Columbia University- based agronomist Pedro Sanchez said in some parts of
Africa, poor performance can be partially blamed on some misconceptions
about agriculture.
He said one of the misconceptions, a controversial one for Zimbabwe, is the
way genetically modified (scientifically enhanced) organisms are viewed.
“You hear people saying that farmers now have to buy seed every year because
of GMOs,” Sanchez said. “But this has always been the case even with hybrid
(naturally enhanced) seeds since the 1970s.
“All crops are GMOs in the sense that there has been a gene transfer from
one plant to another.
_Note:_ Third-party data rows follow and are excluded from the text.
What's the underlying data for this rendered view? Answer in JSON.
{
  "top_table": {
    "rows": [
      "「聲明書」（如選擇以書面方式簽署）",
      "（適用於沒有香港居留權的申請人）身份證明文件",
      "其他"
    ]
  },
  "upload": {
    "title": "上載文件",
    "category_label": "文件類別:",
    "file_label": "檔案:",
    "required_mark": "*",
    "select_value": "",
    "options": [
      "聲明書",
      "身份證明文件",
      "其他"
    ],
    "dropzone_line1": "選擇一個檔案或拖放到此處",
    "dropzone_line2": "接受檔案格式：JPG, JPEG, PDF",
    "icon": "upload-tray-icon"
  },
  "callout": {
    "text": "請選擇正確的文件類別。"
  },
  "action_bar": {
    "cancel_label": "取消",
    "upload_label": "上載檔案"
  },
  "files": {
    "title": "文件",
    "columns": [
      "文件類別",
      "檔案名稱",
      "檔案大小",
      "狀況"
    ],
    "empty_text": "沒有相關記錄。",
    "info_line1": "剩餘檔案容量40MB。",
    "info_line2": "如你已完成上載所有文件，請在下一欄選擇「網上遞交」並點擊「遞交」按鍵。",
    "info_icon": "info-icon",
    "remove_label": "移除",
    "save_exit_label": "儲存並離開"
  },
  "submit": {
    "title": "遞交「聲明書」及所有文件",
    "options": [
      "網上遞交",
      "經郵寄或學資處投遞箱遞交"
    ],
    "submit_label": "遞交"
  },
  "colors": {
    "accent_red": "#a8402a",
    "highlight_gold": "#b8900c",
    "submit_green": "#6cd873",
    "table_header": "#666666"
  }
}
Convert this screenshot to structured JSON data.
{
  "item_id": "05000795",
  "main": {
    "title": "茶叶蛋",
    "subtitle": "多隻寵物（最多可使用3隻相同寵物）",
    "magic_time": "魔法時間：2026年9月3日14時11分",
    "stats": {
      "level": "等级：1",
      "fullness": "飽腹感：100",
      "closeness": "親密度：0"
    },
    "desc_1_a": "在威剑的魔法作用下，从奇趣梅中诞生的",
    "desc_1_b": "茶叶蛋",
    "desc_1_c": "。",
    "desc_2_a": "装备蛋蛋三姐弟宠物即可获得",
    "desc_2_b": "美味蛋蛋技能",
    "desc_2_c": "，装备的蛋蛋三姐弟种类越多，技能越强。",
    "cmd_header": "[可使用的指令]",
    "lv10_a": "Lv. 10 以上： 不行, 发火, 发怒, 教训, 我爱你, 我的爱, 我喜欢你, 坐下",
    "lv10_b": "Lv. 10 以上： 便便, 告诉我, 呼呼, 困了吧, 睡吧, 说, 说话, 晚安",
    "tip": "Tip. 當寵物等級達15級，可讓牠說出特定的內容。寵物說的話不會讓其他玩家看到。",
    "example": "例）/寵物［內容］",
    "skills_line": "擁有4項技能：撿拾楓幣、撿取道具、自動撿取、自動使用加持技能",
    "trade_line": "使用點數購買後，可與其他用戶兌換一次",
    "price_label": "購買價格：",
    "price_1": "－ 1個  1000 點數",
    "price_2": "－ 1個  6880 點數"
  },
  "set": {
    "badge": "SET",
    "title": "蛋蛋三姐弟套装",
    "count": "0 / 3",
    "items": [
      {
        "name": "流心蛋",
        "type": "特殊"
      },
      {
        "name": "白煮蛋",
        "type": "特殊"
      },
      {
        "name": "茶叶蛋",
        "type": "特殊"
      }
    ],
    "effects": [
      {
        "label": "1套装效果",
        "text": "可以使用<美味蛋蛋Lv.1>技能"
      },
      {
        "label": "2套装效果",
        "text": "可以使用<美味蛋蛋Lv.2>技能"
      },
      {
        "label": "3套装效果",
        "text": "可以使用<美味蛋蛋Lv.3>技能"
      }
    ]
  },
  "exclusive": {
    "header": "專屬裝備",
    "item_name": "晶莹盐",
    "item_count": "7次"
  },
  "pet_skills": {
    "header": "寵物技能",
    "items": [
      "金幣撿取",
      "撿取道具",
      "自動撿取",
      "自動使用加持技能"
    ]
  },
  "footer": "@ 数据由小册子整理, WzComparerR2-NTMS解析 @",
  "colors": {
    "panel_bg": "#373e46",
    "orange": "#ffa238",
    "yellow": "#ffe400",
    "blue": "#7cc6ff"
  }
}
Wheat for example, is a product of a gene transfer
from one grass to another.”
Sanchez said there was no scientific evidence that GMOs were harmful to
humans and the environment, adding that some of these have yielded positive
results for other countries including South Africa.
He also said some ecologists are dealing the sector a heavy blow by
discouraging the use of fertilisers.
“They say agriculture should mimic natural systems which are closed in terms
of nutrients cycle,” he said. “But agriculture is an open system in which
nutrients are exported and do not come back to the same field.
“Therefore to balance the cycle, which is ecologically sound to do, the
exports should be replaced by inputs to nutrilise the soils like fertilisers
or manures in order to get high production.”
Sanchez said some people, including donors, were discouraging farmers from
using chemical fertilisers saying they were bad and advocating for organic
farming which he said cannot work well in Africa as it required highly
fertile soils yet most of Africa’s soils continue to lose nutrients and will
require decades and even centuries to nutrilise.
He dismissed the notion that local foods were good and better for the
environment. Sanchez said while some local seed varieties may have low
yields, others from elsewhere may produce higher and better yields.
Annan called for closer co-operation among African governments, donor
countries and civil society organisations. He also said governments and
financial institutions should avail cheap loans to farmers.
“We also need to link them with markets, improve storage and processing so
they do not incur losses with their produce getting spoiled,” he said.